Aside from essentially the same storyline with some scenes being shot-for-shot, there is one main plot point difference, there is no ambiguity in whether the asylum’s haunted in the remake like there is in the original. Furthermore, everything has been modernized from the use of cells to the prize going from $10 thou to $1 mill. Also, the original uses all practical effects, done by Herman E. Townsley and Daniel Hays, not a whole company, with make-up by Jack Dusick. The more modern film used CGI, done by KNB Effects, for some sequences as well as using effects done in other films such as 1990’s Jacob’s Ladder with the body twitch effect. Walking Dead’s Gregory Nicotero and Robert Kurtzman were in charge of special effects with make-up done by 1981’s Ghost Story’s Dick Smith for his final project.

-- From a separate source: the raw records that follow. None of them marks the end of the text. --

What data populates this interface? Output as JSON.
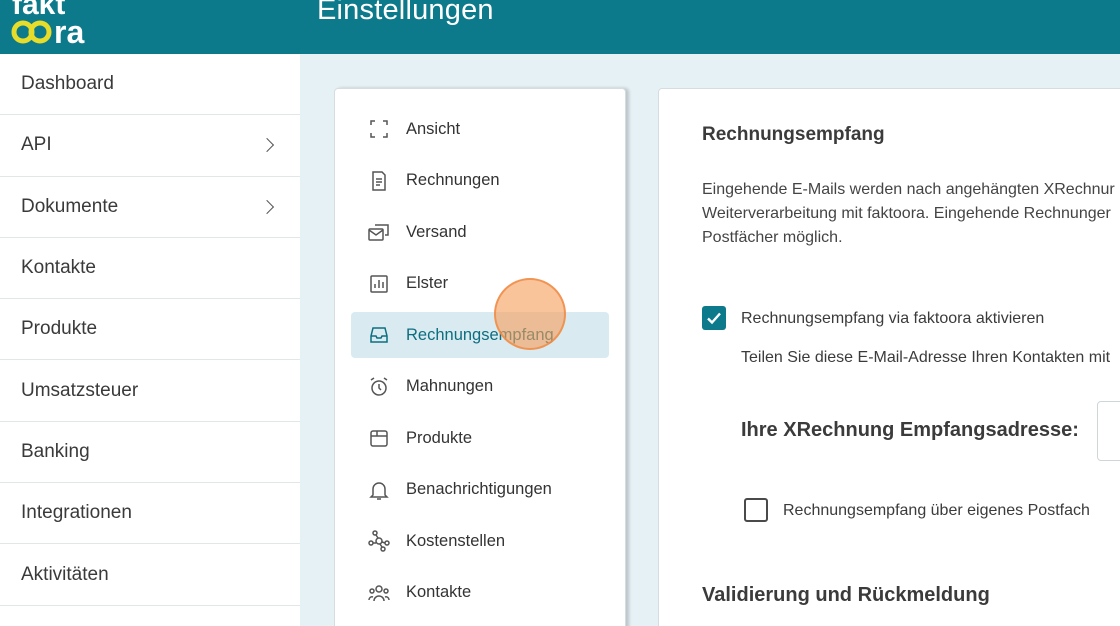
{
  "app": {
    "logo_text_top": "fakt",
    "logo_text_bottom": "oora",
    "page_title": "Einstellungen",
    "brand_color": "#0d7a8c",
    "logo_accent_color": "#e8dc2a"
  },
  "sidebar": {
    "items": [
      {
        "label": "Dashboard",
        "has_chevron": false
      },
      {
        "label": "API",
        "has_chevron": true
      },
      {
        "label": "Dokumente",
        "has_chevron": true
      },
      {
        "label": "Kontakte",
        "has_chevron": false
      },
      {
        "label": "Produkte",
        "has_chevron": false
      },
      {
        "label": "Umsatzsteuer",
        "has_chevron": false
      },
      {
        "label": "Banking",
        "has_chevron": false
      },
      {
        "label": "Integrationen",
        "has_chevron": false
      },
      {
        "label": "Aktivitäten",
        "has_chevron": false
      }
    ]
  },
  "settings_menu": {
    "active_index": 4,
    "items": [
      {
        "label": "Ansicht",
        "icon": "fullscreen-icon"
      },
      {
        "label": "Rechnungen",
        "icon": "invoice-icon"
      },
      {
        "label": "Versand",
        "icon": "send-mail-icon"
      },
      {
        "label": "Elster",
        "icon": "chart-icon"
      },
      {
        "label": "Rechnungsempfang",
        "icon": "inbox-icon"
      },
      {
        "label": "Mahnungen",
        "icon": "alarm-icon"
      },
      {
        "label": "Produkte",
        "icon": "box-icon"
      },
      {
        "label": "Benachrichtigungen",
        "icon": "bell-icon"
      },
      {
        "label": "Kostenstellen",
        "icon": "network-icon"
      },
      {
        "label": "Kontakte",
        "icon": "people-icon"
      }
    ]
  },
  "content": {
    "title": "Rechnungsempfang",
    "description": [
      "Eingehende E-Mails werden nach angehängten XRechnur",
      "Weiterverarbeitung mit faktoora. Eingehende Rechnunger",
      "Postfächer möglich."
    ],
    "enable_checkbox": {
      "checked": true,
      "label": "Rechnungsempfang via faktoora aktivieren"
    },
    "share_hint": "Teilen Sie diese E-Mail-Adresse Ihren Kontakten mit",
    "address_label": "Ihre XRechnung Empfangsadresse:",
    "own_mailbox_checkbox": {
      "checked": false,
      "label": "Rechnungsempfang über eigenes Postfach"
    },
    "section2_title": "Validierung und Rückmeldung"
  }
}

In addition, there is no gore in the original as opposed to the remake’s abundant gore…going so far as to have a vat of blood in one sequence. There is also nudity in the remake, whereas the original has none. Even though the two leads are different actors, their portrayals of the millionaires are close, but different. Price’s portrayal of Loren is subdued, a slow burn like the film’s pacing, whereas Rush’s portrayal of Price pays homage to Price in look and a bit of suaveness in his manic demeanor. The pacing for the remake has peaks and valleys, but mostly clips. The remake does give the asylum’s back story in the film in haunting, sometimes grotesque scenes of torture taken from Nazi medical experiments as opposed to Pritchard explaining the house’s history in exposition. While the original was wildly successful, amassing approximately $1.5 million on an estimated $200,000 budget, the remake, was not as successful, though still came out in the green with $40.8 mill on a $37 mill budget. Both films are unique in their own way, and in essentially telling the same story…just to a different generation looking to spend the night at the houses on haunted hill.

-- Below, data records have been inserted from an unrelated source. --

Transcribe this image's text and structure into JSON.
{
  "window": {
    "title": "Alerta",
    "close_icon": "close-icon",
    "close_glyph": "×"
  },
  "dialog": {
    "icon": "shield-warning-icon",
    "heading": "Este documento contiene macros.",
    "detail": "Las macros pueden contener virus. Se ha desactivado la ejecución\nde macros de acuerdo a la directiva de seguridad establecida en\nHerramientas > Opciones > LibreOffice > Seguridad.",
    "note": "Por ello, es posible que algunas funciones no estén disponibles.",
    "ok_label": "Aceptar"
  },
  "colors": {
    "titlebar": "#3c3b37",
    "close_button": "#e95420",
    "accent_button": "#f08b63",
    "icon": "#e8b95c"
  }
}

I watched the remake years ago, and – something that is always a potential blashemy – I liked it thoroughly. Okay, the german writing on the cellar walls of a former mental hospital in the US was somewhere between obnoxious and silly – especially once you figure out that it is a horribly mangled “stand away from the windows when closing”. On the _cellar_ walls.
But apart from that – it had great actors (Geoffrey Rush!), clever ideas, good pacing, some good laughs and great chemistry between some of the actors. The scares were effective, but what I liked a lot more was the wonderful amount of supsense the movie managed to cook up before the scares came up, when our heroes are just wandering through a spooky house and you are waiting for _something_ horrible to show up, or happen, or jump out of them every second.
Good soundtrack, too.
The original – nah. I’ve seen plenty of movies from that area, and some with Vincent Price, which I enjoyed a lot. But here the female characters were too two-dimensional and the scares had lost their bite with time. (For me, at least.)
Each to his own. For me, the remake is worth both watching and re-watching and would have deserved more success. Bonus: the movie already ditched the (in 1999 still common) clichée of killing off the one afro-american character 30 minutes into the movie.